MySQL Support	enabled
Active Persistent Links	0
Active Links	0
Client API version	mysqlnd 5.0.5-dev - 081106 - $Revision: 1.3.2.27 $
Persistent cache	enabled
put_hits	0
put_misses	0
get_hits	0
get_misses	0
size	2000
free_items	2000
references	2

Directive	Local Value	Master Value
mysql.allow_local_infile	On	On
mysql.allow_persistent	On	On
mysql.cache_size	2000	2000
mysql.connect_timeout	60	60
mysql.default_host	no value	no value
mysql.default_password	no value	no value
mysql.default_port	no value	no value
mysql.default_socket	/var/mysql/mysql.sock	/var/mysql/mysql.sock
mysql.default_user	no value	no value
mysql.max_links	Unlimited	Unlimited
mysql.max_persistent	Unlimited	Unlimited
mysql.trace_mode	Off	Off


mysqli

MysqlI Support	enabled
Client API library version	mysqlnd 5.0.5-dev - 081106 - $Revision: 1.3.2.27 $
Active Persistent Links	0
Inactive Persistent Links	0
Active Links	0
Persistent cache	enabled
put_hits	0
put_misses	0
get_hits	0
get_misses	0
size	2000
free_items	2000
references	2

Directive	Local Value	Master Value
mysqli.allow_local_infile	On	On
mysqli.allow_persistent	On	On
mysqli.cache_size	2000	2000
mysqli.default_host	no value	no value
mysqli.default_port	3306	3306
mysqli.default_pw	no value	no value
mysqli.default_socket	/var/mysql/mysql.sock	/var/mysql/mysql.sock
mysqli.default_user	no value	no value
mysqli.max_links	Unlimited	Unlimited
mysqli.max_persistent	Unlimited	Unlimited
mysqli.reconnect	Off	Off

mysqlnd

mysqlnd	enabled
Version	mysqlnd 5.0.5-dev - 081106 - $Revision: 1.3.2.27 $
Command buffer size	2048
Read buffer size	32768
Collecting statistics	Yes
Collecting memory statistics	No


----------



## waiting_for_OSX (Sep 4, 2009)

Problem solved.

Edit the /etc/php.ini file.
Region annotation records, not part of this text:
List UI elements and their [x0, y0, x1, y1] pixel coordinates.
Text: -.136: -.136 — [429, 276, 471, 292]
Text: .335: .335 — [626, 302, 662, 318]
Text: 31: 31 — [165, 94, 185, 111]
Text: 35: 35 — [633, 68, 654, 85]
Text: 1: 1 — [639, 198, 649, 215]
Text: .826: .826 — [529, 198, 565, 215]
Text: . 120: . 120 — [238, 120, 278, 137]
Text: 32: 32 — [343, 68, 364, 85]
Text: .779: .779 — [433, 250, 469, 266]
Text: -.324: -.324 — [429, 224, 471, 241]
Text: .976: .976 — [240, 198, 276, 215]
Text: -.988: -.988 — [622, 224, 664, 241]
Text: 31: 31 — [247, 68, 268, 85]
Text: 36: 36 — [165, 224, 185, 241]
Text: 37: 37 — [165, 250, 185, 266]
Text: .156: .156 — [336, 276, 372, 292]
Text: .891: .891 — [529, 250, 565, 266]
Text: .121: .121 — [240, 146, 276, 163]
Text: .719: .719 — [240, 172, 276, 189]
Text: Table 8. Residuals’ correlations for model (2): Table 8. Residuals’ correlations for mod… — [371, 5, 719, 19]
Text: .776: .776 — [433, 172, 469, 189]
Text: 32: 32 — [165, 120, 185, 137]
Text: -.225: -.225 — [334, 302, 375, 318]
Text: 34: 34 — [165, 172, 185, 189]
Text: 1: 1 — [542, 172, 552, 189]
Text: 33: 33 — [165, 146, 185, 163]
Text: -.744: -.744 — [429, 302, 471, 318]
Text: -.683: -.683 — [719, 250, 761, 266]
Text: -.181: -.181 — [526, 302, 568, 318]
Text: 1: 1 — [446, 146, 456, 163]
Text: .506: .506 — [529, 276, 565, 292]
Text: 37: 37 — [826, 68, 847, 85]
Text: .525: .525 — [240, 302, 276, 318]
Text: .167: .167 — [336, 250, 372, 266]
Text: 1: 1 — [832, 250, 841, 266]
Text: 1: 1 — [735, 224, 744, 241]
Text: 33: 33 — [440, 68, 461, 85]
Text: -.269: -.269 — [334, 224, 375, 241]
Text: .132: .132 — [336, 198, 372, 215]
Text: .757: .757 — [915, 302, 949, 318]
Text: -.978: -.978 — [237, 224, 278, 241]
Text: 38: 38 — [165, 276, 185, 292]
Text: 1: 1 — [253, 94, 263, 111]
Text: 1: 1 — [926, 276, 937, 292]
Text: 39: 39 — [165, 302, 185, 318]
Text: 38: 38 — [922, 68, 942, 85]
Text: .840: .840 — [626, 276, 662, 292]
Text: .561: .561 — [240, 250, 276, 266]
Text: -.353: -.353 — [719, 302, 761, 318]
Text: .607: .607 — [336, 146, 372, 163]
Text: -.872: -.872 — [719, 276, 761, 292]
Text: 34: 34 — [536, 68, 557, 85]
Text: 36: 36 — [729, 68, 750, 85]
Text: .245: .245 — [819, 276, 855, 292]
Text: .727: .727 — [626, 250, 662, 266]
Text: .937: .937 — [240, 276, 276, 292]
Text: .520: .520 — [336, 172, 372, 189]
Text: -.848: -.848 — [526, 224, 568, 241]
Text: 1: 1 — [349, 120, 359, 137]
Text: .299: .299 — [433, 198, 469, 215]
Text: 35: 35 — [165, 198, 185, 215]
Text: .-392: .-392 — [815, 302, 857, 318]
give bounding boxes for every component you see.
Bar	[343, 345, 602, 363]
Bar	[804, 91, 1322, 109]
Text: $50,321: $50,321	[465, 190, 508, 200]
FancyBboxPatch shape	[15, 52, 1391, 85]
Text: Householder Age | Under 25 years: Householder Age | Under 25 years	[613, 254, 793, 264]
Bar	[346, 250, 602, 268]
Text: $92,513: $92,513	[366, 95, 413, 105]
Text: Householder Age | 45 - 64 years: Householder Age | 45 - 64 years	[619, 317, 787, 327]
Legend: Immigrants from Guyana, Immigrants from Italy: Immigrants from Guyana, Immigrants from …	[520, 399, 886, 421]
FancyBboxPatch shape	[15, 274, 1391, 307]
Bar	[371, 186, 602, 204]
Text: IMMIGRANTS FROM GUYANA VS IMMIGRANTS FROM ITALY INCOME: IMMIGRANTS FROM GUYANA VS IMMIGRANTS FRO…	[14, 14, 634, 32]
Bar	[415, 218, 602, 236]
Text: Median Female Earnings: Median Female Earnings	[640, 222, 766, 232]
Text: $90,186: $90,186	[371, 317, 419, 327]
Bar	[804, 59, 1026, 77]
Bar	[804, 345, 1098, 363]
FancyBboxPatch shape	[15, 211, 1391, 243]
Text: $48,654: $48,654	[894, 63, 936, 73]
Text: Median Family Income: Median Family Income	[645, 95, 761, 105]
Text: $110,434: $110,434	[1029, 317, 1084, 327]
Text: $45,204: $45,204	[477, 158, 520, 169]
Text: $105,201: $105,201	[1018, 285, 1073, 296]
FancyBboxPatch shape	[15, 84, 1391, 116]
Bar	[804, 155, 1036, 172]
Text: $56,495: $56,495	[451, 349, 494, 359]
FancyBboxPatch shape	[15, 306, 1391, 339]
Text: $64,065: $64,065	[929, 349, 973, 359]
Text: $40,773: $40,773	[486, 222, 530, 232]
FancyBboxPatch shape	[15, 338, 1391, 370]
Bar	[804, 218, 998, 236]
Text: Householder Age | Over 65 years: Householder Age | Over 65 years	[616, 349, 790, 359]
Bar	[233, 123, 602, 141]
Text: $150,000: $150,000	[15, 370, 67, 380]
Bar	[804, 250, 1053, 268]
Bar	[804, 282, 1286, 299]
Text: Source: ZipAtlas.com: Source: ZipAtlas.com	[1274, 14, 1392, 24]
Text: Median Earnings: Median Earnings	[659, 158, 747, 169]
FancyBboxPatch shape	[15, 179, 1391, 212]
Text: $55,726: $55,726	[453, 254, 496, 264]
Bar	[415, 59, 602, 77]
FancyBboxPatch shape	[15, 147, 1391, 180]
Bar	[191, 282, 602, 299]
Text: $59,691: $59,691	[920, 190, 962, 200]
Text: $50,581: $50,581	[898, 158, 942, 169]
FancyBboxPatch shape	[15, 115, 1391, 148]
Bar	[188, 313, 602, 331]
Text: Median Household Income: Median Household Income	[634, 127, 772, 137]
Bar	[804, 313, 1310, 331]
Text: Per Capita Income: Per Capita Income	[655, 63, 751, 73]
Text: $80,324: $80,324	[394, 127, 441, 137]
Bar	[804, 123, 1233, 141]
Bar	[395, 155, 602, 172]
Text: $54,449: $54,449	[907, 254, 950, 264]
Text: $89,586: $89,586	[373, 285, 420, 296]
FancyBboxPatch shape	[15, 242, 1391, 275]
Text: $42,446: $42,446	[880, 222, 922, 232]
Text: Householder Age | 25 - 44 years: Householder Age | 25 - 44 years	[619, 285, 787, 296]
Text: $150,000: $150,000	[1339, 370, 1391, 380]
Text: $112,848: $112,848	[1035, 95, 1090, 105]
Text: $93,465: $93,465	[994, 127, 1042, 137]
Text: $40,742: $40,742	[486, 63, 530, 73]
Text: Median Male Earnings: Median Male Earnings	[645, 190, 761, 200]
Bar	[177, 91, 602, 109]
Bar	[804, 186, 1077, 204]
Everywhere you find 

/var/mysql/mysql.sock

change to

/tmp/mysql.sock

then restart the web server.


----------



## rd2pardise (Sep 8, 2009)

I had the same problem. 

I followed your advise after which php actually worked. I jumped for joy only to come back later and have the same problem all over again. 

What's the deal? 

Please help!!


----------



## MtnBiker (Jan 12, 2010)

waiting_for_OSX: Solution worked for me with Snow Leopard.

Although I haven't tested after a reboot. And as is I have to restart my Web Server after each computer reboot.

Thanks


----------